Solche Regeln sind unter anderem

·       Versuche, in dieser Sitzung das zu geben und zu empfangen, was du selbst geben und empfangen möchtest. (Diese Richtlinie schließt alle folgenden, die nur zu größerer Verdeutlichung gegeben werden, ein.)

·       Sei dein eigener Chairman und bestimme, wann du reden oder schweigen willst und was du sagst.

·       Es darf nie mehr als einer auf einmal reden. Wenn mehrere Personen auf einmal sprechen wollen, muss eine Lösung für diese Situation gefunden werden.

·       Unterbrich das Gespräch, wenn du nicht wirklich teilnehmen kannst, z.B. wenn du gelangweilt, ärgerlich oder aus einem anderen Grund unkonzentriert bist. (Ein »Abwesender« verliert nicht nur die Möglichkeit der Selbsterfüllung der Gruppe, sondern bedeutet auch einen Verlust für die ganze Gruppe. Wenn eine solche Störung behoben ist, wird das unterbrochene Gespräch entweder wieder aufgenommen werden oder einem momentan wichtigeren Platz machen.)

·       Sprich nicht per »man« sondern per »ich«. (Ich kann nie wirklich für einen anderen sprechen. Das »man« oder »wir« in der persönlichen Rede ist fast immer ein Sich-Verstecken vor der individuellen Verantwortung.)

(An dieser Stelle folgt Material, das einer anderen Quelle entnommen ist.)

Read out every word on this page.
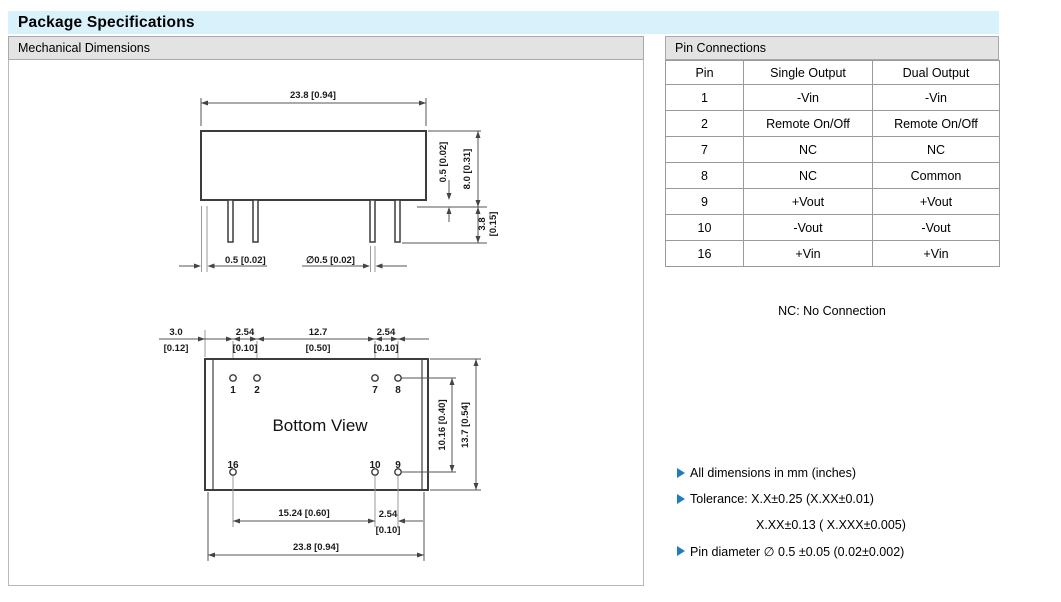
Package Specifications
Mechanical Dimensions
23.8 [0.94]
0.5 [0.02] 8.0 [0.31]
3.8 [0.15]
0.5 [0.02]	∅0.5 [0.02]
3.0
[0.12]
2.54
[0.10]
12.7
[0.50]
2.54
[0.10]
Bottom View
1 2	7 8
16	10 9
10.16 [0.40] 13.7 [0.54]
15.24 [0.60]	2.54
[0.10]
23.8 [0.94]
Pin Connections
Pin	Single Output	Dual Output
1	-Vin	-Vin
2	Remote On/Off	Remote On/Off
7	NC	NC
8	NC	Common
9	+Vout	+Vout
10	-Vout	-Vout
16	+Vin	+Vin
NC: No Connection
All dimensions in mm (inches)
Tolerance: X.X±0.25 (X.XX±0.01)
X.XX±0.13 ( X.XXX±0.005)
Pin diameter ∅ 0.5 ±0.05 (0.02±0.002)
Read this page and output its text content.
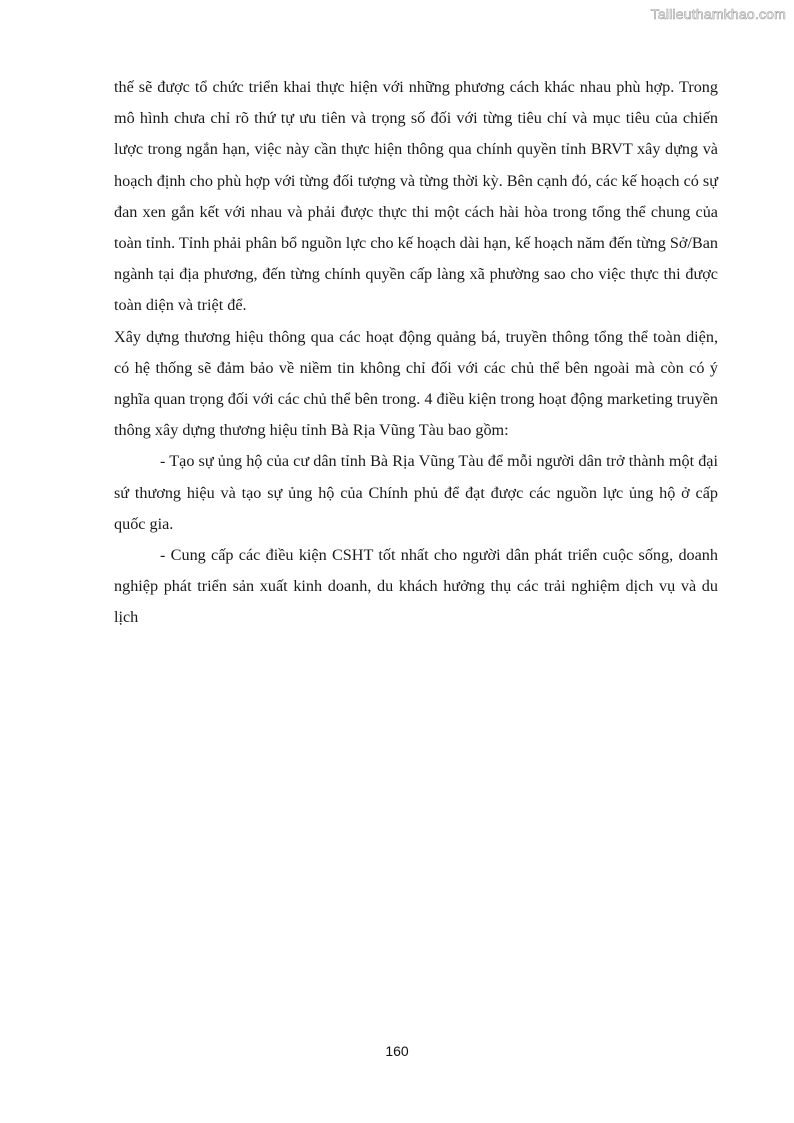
Tailieuthamkhao.com

thế sẽ được tổ chức triển khai thực hiện với những phương cách khác nhau phù hợp. Trong mô hình chưa chỉ rõ thứ tự ưu tiên và trọng số đối với từng tiêu chí và mục tiêu của chiến lược trong ngắn hạn, việc này cần thực hiện thông qua chính quyền tỉnh BRVT xây dựng và hoạch định cho phù hợp với từng đối tượng và từng thời kỳ. Bên cạnh đó, các kế hoạch có sự đan xen gắn kết với nhau và phải được thực thi một cách hài hòa trong tổng thể chung của toàn tỉnh. Tỉnh phải phân bổ nguồn lực cho kế hoạch dài hạn, kế hoạch năm đến từng Sở/Ban ngành tại địa phương, đến từng chính quyền cấp làng xã phường sao cho việc thực thi được toàn diện và triệt để.

Xây dựng thương hiệu thông qua các hoạt động quảng bá, truyền thông tổng thể toàn diện, có hệ thống sẽ đảm bảo về niềm tin không chỉ đối với các chủ thể bên ngoài mà còn có ý nghĩa quan trọng đối với các chủ thể bên trong. 4 điều kiện trong hoạt động marketing truyền thông xây dựng thương hiệu tỉnh Bà Rịa Vũng Tàu bao gồm:

- Tạo sự ủng hộ của cư dân tỉnh Bà Rịa Vũng Tàu để mỗi người dân trở thành một đại sứ thương hiệu và tạo sự ủng hộ của Chính phủ để đạt được các nguồn lực ủng hộ ở cấp quốc gia.

- Cung cấp các điều kiện CSHT tốt nhất cho người dân phát triển cuộc sống, doanh nghiệp phát triển sản xuất kinh doanh, du khách hưởng thụ các trải nghiệm dịch vụ và du lịch

160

·       Es ist beinahe immer besser, eine persönliche Aussage zu machen, als eine Frage an andere zu stellen. (Meine Äußerung ist ein persönliches Bekenntnis, das andere Teilnehmer zu eigenen Aussagen anregt; viele Fragen sind unecht; sie stellen indirekt Ansprüche an den anderen und vermeiden eine persönliche Aussage.)

·       Beobachte Signale aus deiner Körpersphäre und beachte Signale dieser Art bei den anderen Teilnehmern. (Diese Regel ist ein Gegengewicht gegen die kulturell bedingte Vernachlässigung unserer Körper- und Gefühlswahrnehmung.)

Die thematische interaktionelle Methode beruht auf der Einsicht, dass die Menschen zwar Tatsachen und Zusammenhänge mit dem Denken allein erfassen können, dass jedoch sinnvolles Lernen den ganzen Menschen als psychosomatisches psychosomatisch: die seelisch-körperlichen Wechselwirkungen betreffend - daher auch gefühlsbetontes und sinnliches - Wesen betrifft. Die gegebenen Regeln und Richtlinien versuchen, den ganzen Menschen, Gefühle und Gedanken, Gegenwart, Vergangenheit und Zukunft miteinzubeziehen.

TZI an der Universität

Die themenzentrierte Interaktion nach Ruth Cohn wird in der hochschuldidaktischen Praxis im Modellstudiengang "Master of Higher Education" als Modell zur flexiblen Leitung unterschiedlicher Prozesse in einer akademischen Lehrveranstaltung genutzt. Unter dem Aspekt, eine Balance der psychosozialen Prozesse als Orientierungsgrundlage für das kooperative Arbeiten einer Gruppe an inhaltsbezogenen Themen zu ermöglichen, ist die Methode besonders geeignet, Handlungsleitungen für Lehrende auf dem Hintergrund der theoretischen Konzeption des kooperativen Lernens anzubieten. So ist die Einbindung der lebensweltlichen Bezüge der Teilnehmenden und die Entwicklung ihrer individuellen Lernbegründungen auf das gesellschaftlich relevante, außenweltliche Unterrichtsthema gerade für die theorielastige universitäre Lehre eine sinnvolle Ergänzung. Auch wenn die Elemente der TZI sinnvoll in der hochschuldidaktischen Aus- und Weiterbildung Verwendung finden können, ist die Methode jedoch nicht als einfach zu erlernende Unterrichtsmethodik zu verstehen. Vielmehr erfordert diese eine oft über Jahre hinweg immer wieder an der Praxis erprobte Erarbeitung persönlicher Haltungen.

Quellen

Cohn, Ruth (1991). Von der Psychoanalyse zur themenzentrierten Interaktion:

Von der Behandlung einzelner zu einer Pädagogik für alle. Stuttgart: Klett-Cotta.Watzlawick, P., Beavin, J., Jackson, D. (1996). Menschliche Kommunikation: Formen, Störungen, Paradoxien. Bern, Göttingen, Toronto, Seattle: Hans Huber.

Lück, H.E. (1985). Psychologie sozialer Prozesse. Opladen: Leske+Budrich.